MINNEAPOLIS — Target Corp. said last week it expects to open its first Canadian stores in 2013 following the signing of an agreement to purchase leasehold interests in up to 220 sites from Zellers Inc., a subsidiary of the Hudson's Bay Co., Toronto, at a cost of approximately $1.9 billion (U.S.).
Target said it expects to open 100 to 150 stores across Canada in 2013 and 2014. It anticipates renovating some of the Zellers locations, at an aggregate cost of more than $1 billion, the company said.
“This transaction provides an outstanding opportunity for us to extend our Target brand beyond the U.S. for the first time in our company's history,” said Gregg Steinhafel, chairman, president and chief executive officer.
Just last May, Steinhafel told analysts in a conference call that international expansion was not a priority, ranking behind the expansion of its P-fresh remodeling program. He said then that growth outside the U.S. wouldn't occur for the next several years at least: “We're doing the research, and at some point in time, we feel that we will be international.”
Target also outlined plans for the opening of 21 discount stores with expanded food sections in the U.S. in 2011. The stores cover 13 states, including five stores in California and a 174,000-square-foot SuperTarget in Minnesota set for a March 6 opening.
Planned openings include stores in Colorado, Wisconsin, Kentucky, Massachusetts, Hawaii, Arizona, Oklahoma, Louisiana, Pennsylvania, Ohio and North Carolina.
In the Zellers acquisition, Target said the $1.9 billion will be allocated in two equal payments, scheduled for May and September, after which Zellers will sub-lease the sites from Target and continue to operate under the Zellers banner for a period of time.

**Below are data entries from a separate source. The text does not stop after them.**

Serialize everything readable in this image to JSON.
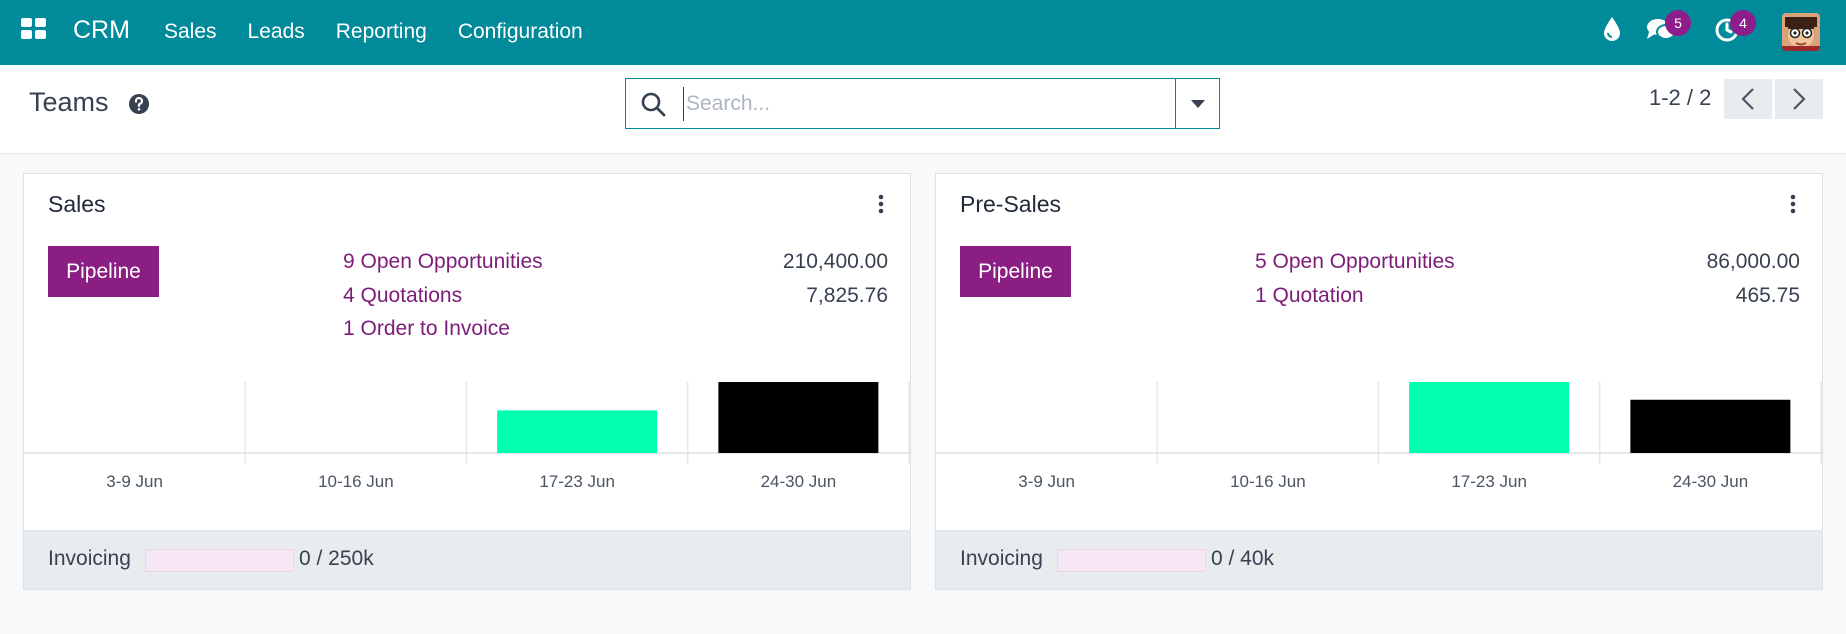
{
  "navbar": {
    "brand": "CRM",
    "menu": [
      "Sales",
      "Leads",
      "Reporting",
      "Configuration"
    ],
    "messages_badge": "5",
    "activities_badge": "4",
    "bg_color": "#018a9a"
  },
  "control_panel": {
    "title": "Teams",
    "search_placeholder": "Search...",
    "pager": "1-2 / 2"
  },
  "teams": [
    {
      "name": "Sales",
      "pipeline_label": "Pipeline",
      "stats": [
        {
          "label": "9 Open Opportunities",
          "value": "210,400.00"
        },
        {
          "label": "4 Quotations",
          "value": "7,825.76"
        },
        {
          "label": "1 Order to Invoice",
          "value": ""
        }
      ],
      "chart_data": {
        "type": "bar",
        "categories": [
          "3-9 Jun",
          "10-16 Jun",
          "17-23 Jun",
          "24-30 Jun"
        ],
        "values": [
          0,
          0,
          30,
          50
        ],
        "colors": [
          "#000000",
          "#000000",
          "#00ffae",
          "#000000"
        ]
      },
      "invoicing_label": "Invoicing",
      "invoicing_progress": 0,
      "invoicing_text": "0 /  250k"
    },
    {
      "name": "Pre-Sales",
      "pipeline_label": "Pipeline",
      "stats": [
        {
          "label": "5 Open Opportunities",
          "value": "86,000.00"
        },
        {
          "label": "1 Quotation",
          "value": "465.75"
        }
      ],
      "chart_data": {
        "type": "bar",
        "categories": [
          "3-9 Jun",
          "10-16 Jun",
          "17-23 Jun",
          "24-30 Jun"
        ],
        "values": [
          0,
          0,
          60,
          45
        ],
        "colors": [
          "#000000",
          "#000000",
          "#00ffae",
          "#000000"
        ]
      },
      "invoicing_label": "Invoicing",
      "invoicing_progress": 0,
      "invoicing_text": "0 /  40k"
    }
  ]
}
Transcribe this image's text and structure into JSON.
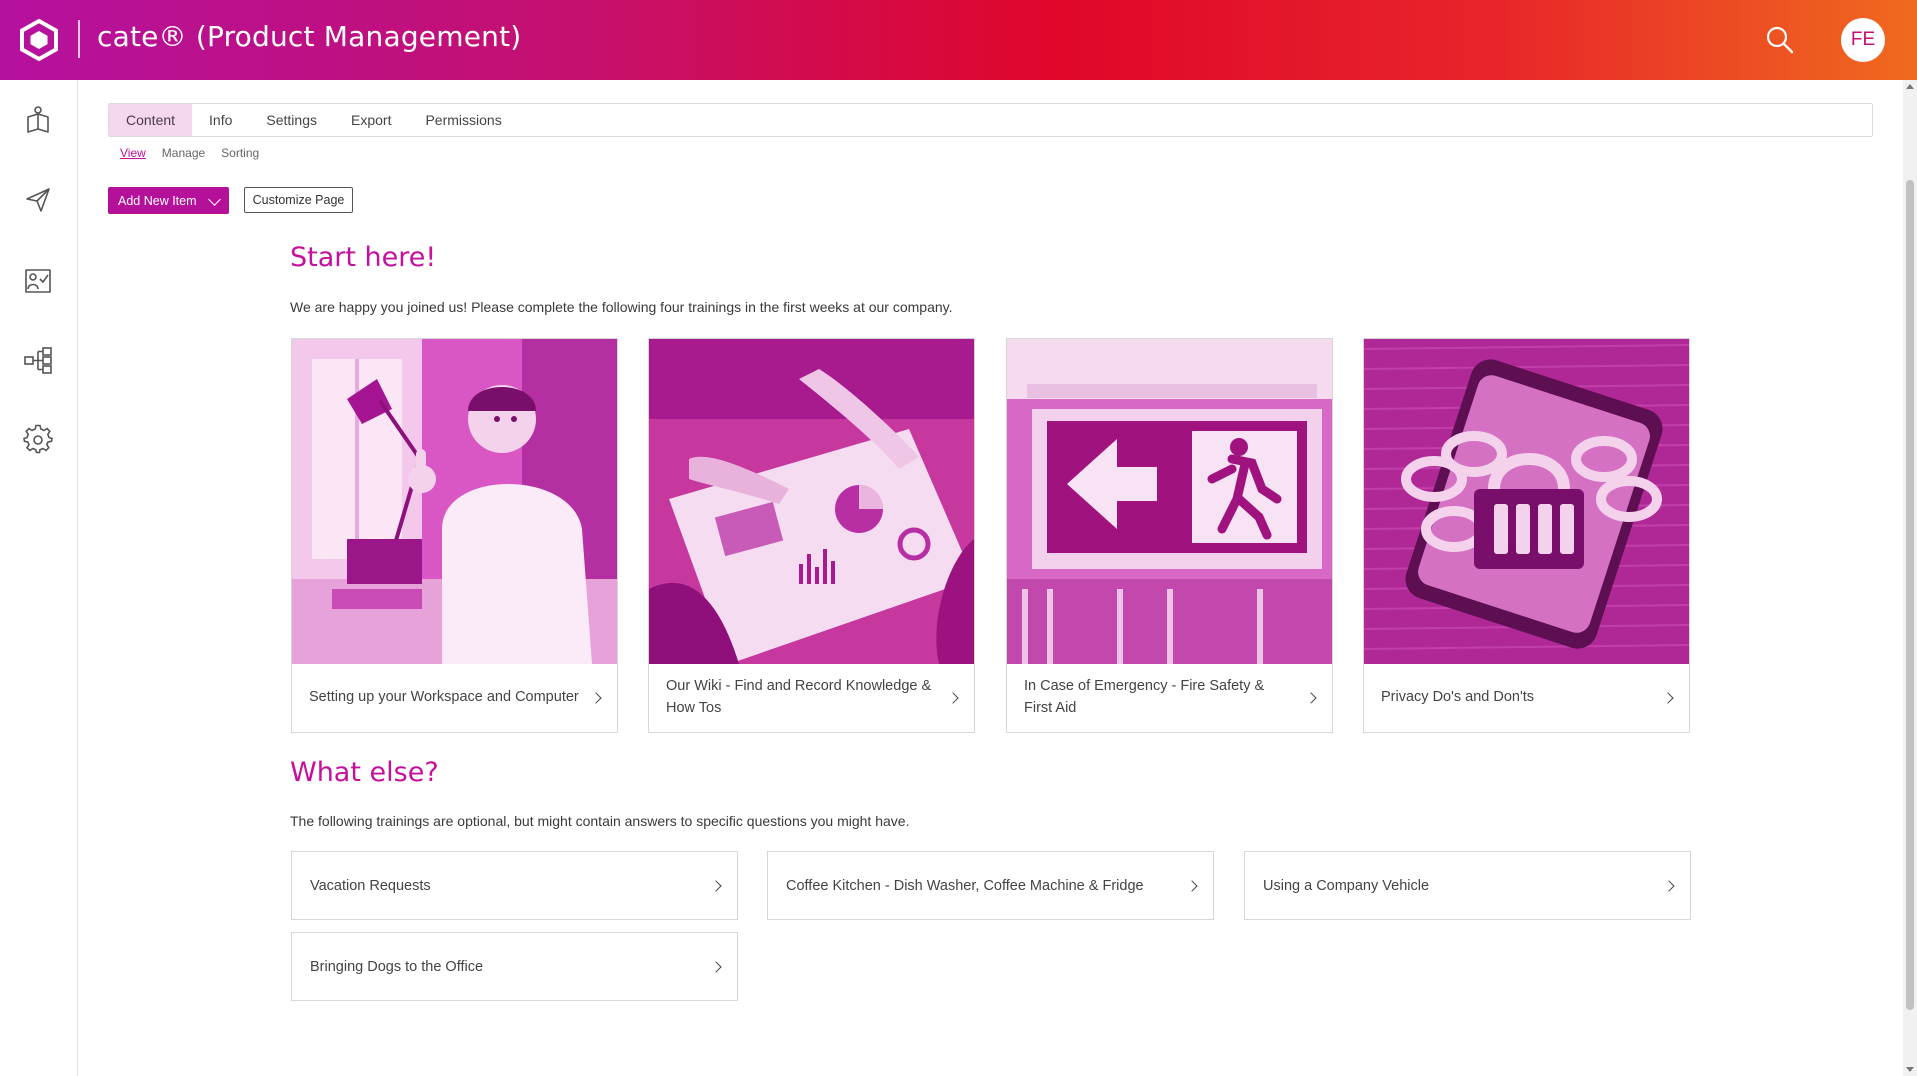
{
  "header": {
    "app_title": "cate® (Product Management)",
    "avatar_initials": "FE",
    "gradient_colors": [
      "#b5119f",
      "#e0062a",
      "#f06a1e"
    ]
  },
  "sidebar": {
    "items": [
      {
        "icon": "courses-icon"
      },
      {
        "icon": "send-icon"
      },
      {
        "icon": "assignments-icon"
      },
      {
        "icon": "structure-icon"
      },
      {
        "icon": "gear-icon"
      }
    ]
  },
  "tabs": {
    "items": [
      {
        "label": "Content",
        "active": true
      },
      {
        "label": "Info"
      },
      {
        "label": "Settings"
      },
      {
        "label": "Export"
      },
      {
        "label": "Permissions"
      }
    ],
    "sub_items": [
      {
        "label": "View",
        "active": true
      },
      {
        "label": "Manage"
      },
      {
        "label": "Sorting"
      }
    ]
  },
  "actions": {
    "add_new_item": "Add New Item",
    "customize_page": "Customize Page"
  },
  "start_section": {
    "title": "Start here!",
    "intro": "We are happy you joined us! Please complete the following four trainings in the first weeks at our company.",
    "cards": [
      {
        "label": "Setting up your Workspace and Computer",
        "image": "office-worker-thumbs-up"
      },
      {
        "label": "Our Wiki - Find and Record Knowledge & How Tos",
        "image": "team-reviewing-charts"
      },
      {
        "label": "In Case of Emergency - Fire Safety & First Aid",
        "image": "emergency-exit-sign"
      },
      {
        "label": "Privacy Do's and Don'ts",
        "image": "phone-chained-with-padlock"
      }
    ]
  },
  "optional_section": {
    "title": "What else?",
    "intro": "The following trainings are optional, but might contain answers to specific questions you might have.",
    "tiles": [
      {
        "label": "Vacation Requests"
      },
      {
        "label": "Coffee Kitchen - Dish Washer, Coffee Machine & Fridge"
      },
      {
        "label": "Using a Company Vehicle"
      },
      {
        "label": "Bringing Dogs to the Office"
      }
    ]
  },
  "colors": {
    "accent": "#c5109c",
    "button": "#b5109a",
    "active_tab_bg": "#f5d8ee"
  }
}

Target also said last week it intends to pursue the sale of its credit-card receivables portfolio, which totaled $6.7 billion (U.S.) at the end of October. It said it hopes to execute a transaction in which it would retain operating control of financial services.

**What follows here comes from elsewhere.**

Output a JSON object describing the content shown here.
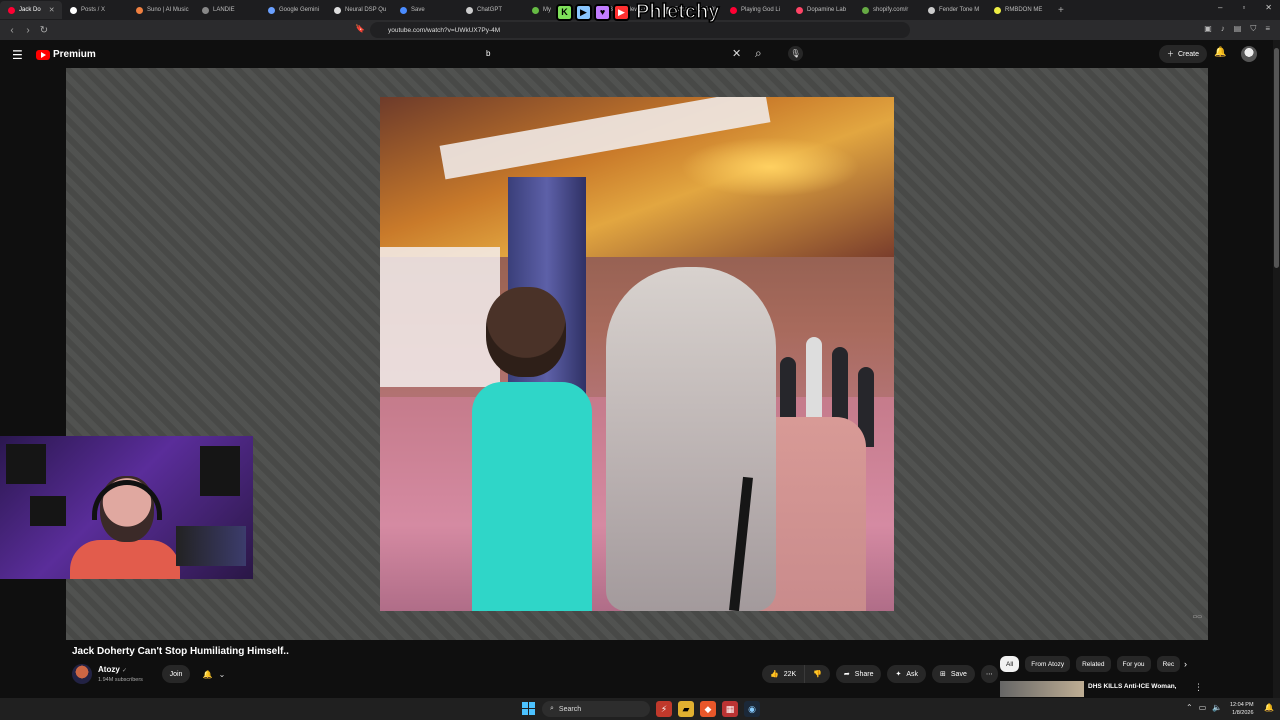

After Target's announcement, debt ratings agency Moody's Investor Service affirmed its ratings of Target, reflecting the retailer's improved operating performance and credit profile and the expectation those levels are sustainable for the medium term, the service said. Charlie O'Shea, Moody's senior analyst, said, “We feel the Zeller's transaction is a positive as it gives Target the ability to gain critical mass in the important Canadian market.”